The French, Top-15 pharmaceutical company on the Russian market Servier, on the other hand, has joined ranks with the Russian producer Soteks to localize and manufacture Russian products.
"Almost all the profit our company generates is reinvested into R&D", said Vasily Gruzdev, former government relations and corporate communications director at Servier. "At our plant in Moscow region we produce ten different drugs from packaging to the full cycle. Over 85 per cent of all medicines for the Russian market are localized, and some are exported to Ukraine."
The arguments in favor of localization of pharmaceuticals are numerous and closely related to the government's declared priority to assume an innovative vector of development for the pharmaceutical industry among other sectors. In other words, localization of manufacturing and technology transfer will play a critical role in Russia's effort to create an innovative pharmaceutical industry in the next decade.
Under the Pharma-2020 program, the government plans for 90 per cent of essential drugs to be produced locally by 2020. The government also seeks 60 per cent of local medicines to be innovative; pharmaceutical exports are hoped to grow eight-fold compared to 2008.
President Putin has promised almost $4 billion for this initiative, as well as policy assistance including new regulations on GMP.
The Pharma-2020 program focuses on localization of production and import substitution by aiding Russian pharmaceutical companies in development of alternatives for drugs that have so far been imported.
The government hopes to diminish costs for essential drugs on the Vital Essential Drug list.
Russia's accession to the World Trade Organization will see import tariffs on drugs and medical devices fall gradually from 15 to 6.5 per cent.
Viktor Dmitriev, general director of the Association of Russian Pharmaceutical Manufacturers said that the question of localization is sharply relevant for all the foreign companies active on the Russian market, those who partner up with local players, as well as those, who are building manufacturing plants in Russia. "All of the top-10 foreign companies on the Russian market have already localized in one way or another," said Dmitriev.
Spending on research and development is higher than most industries, at 15.9 per cent of revenues he said. But the switch from packaging foreign constituents to full production will not happen before 2017," said Irina Sheykkha, communications director of AIPM, the association that unites most of the foreign pharmaceutical manufacturers in Russia.
Even the financial logic behind import substitution is not clear cut.

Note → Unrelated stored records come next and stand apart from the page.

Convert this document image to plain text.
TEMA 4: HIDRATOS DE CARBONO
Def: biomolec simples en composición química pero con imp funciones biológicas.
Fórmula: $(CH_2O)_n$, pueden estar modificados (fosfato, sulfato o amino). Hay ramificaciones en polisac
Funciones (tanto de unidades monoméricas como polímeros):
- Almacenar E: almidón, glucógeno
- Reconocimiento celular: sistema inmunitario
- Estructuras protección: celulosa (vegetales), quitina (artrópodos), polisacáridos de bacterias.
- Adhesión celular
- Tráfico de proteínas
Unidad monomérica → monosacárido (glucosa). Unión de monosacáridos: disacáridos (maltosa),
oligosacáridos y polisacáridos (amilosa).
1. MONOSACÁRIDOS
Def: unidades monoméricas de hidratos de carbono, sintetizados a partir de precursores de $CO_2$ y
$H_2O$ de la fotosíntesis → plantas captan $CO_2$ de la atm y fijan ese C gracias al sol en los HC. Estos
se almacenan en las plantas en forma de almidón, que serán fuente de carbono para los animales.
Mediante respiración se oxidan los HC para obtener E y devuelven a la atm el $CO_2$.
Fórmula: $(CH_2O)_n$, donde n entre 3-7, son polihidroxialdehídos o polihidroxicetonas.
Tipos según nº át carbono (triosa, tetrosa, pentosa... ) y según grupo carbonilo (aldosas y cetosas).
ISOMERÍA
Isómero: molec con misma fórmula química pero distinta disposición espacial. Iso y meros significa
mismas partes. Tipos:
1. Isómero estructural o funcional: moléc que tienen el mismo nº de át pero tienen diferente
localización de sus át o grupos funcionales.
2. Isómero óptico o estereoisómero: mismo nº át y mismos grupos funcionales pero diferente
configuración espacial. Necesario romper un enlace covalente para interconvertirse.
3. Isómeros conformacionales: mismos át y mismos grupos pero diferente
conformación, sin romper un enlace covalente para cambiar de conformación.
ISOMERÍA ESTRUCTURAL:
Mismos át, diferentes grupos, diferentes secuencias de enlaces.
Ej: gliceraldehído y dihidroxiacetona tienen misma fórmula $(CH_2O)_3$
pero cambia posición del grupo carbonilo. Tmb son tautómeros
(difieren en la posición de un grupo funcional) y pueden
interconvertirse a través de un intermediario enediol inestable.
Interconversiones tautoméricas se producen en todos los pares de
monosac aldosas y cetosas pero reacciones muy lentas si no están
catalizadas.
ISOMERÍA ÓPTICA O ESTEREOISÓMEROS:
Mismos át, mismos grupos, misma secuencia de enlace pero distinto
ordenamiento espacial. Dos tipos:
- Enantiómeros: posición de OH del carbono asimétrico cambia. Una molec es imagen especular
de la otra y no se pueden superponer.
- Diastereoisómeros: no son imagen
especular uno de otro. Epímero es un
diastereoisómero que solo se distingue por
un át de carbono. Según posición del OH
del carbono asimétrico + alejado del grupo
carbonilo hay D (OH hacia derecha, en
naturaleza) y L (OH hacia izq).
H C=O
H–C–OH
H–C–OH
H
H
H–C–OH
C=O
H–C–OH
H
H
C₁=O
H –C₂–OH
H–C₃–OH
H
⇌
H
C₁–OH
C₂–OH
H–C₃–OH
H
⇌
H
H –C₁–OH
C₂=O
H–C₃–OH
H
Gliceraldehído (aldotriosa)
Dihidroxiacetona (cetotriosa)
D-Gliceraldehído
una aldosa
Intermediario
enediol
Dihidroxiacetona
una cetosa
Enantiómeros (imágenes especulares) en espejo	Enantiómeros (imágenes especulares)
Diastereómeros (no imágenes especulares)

"Building a factory that involves 50 million USD of invested capital for a company that has a turnover of several dozen billion USD will not in any way reflect on the company's share price, and will serve as, first and foremost, a mechanism of hedging country risk," said Ivan Glushkov, deputy general director of Stada-CIS. "For the other smaller companies the risks of localization exceed its presumed advantages."